2016年に起きた大手広告代理店の社員の自殺事件を機に、労働基準監督署による労働関連法令違反の摘発が厳しさを増しています。「臨検監督」における法の適用が厳格化され、明らかな“ブラック企業”とは言えないまでも、過重労働などの慢性化に手をこまぬいている企業への取り締まりは、かつてないほどに強化され始めました。

「臨検監督」には以下の四種類があり、主に労働条件、労働時間、賃金、年次有給休暇、安全衛生管理、健康管理などの項目について調査が行われます。

1.定期監督
労基署の主導で計画的、定期的に行われる調査。

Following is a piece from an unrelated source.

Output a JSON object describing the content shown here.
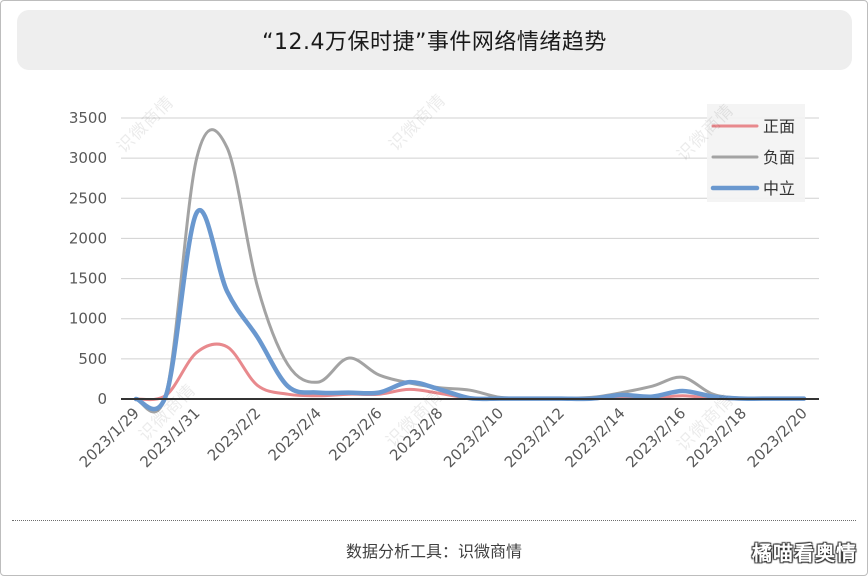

あらかじめ定めた監督方針に従って対象事業場を選定し、毎月実施されます。

2.申告監督
労働者などからの申告にもとづいて実施される調査。従業員や退職者から不当解雇や残業代未払いなどについて是正や救済を求める申告があった場合に、その内容を確認するために行われます。

3.災害時監督
一定の重篤な労働災害が発生した場合に、原因究明や再発防止のために行われる調査。

4.再監督
1~3の調査で法令違反を指摘され、是正勧告や改善指導を受けた事業場を対象に、是正措置の実施状況を確認するために行なわれる調査。

2015年中に労基署が事業場に赴き、上記四種類の「臨検監督」を実施した件数は16万9236件で、再監督を除く1~3の立ち入り調査はあわせて15万5428件にのぼりました。その約7割にあたる10万7816件で何らかの違反が発覚、1348社が総額99億9423万円の未払い残業代を支払う結果となり、966件が是正勧告に従わないなどとして検察庁に書類送検されています。さらに、上述の痛ましい事件が長時間労働是正のための働き方改革の機運を一気に高め、今年5月には16年10月~17年3月の間に労基法違反などで書類送検された企業334社が実名公開されました。

近年は、「臨検監督」の中でも申告監督の件数が急増。社員・元社員本人からの申告や労働相談に加え、労働者の家族からの労基署への通報がきっかけで立ち入り調査におよぶケースも増えています。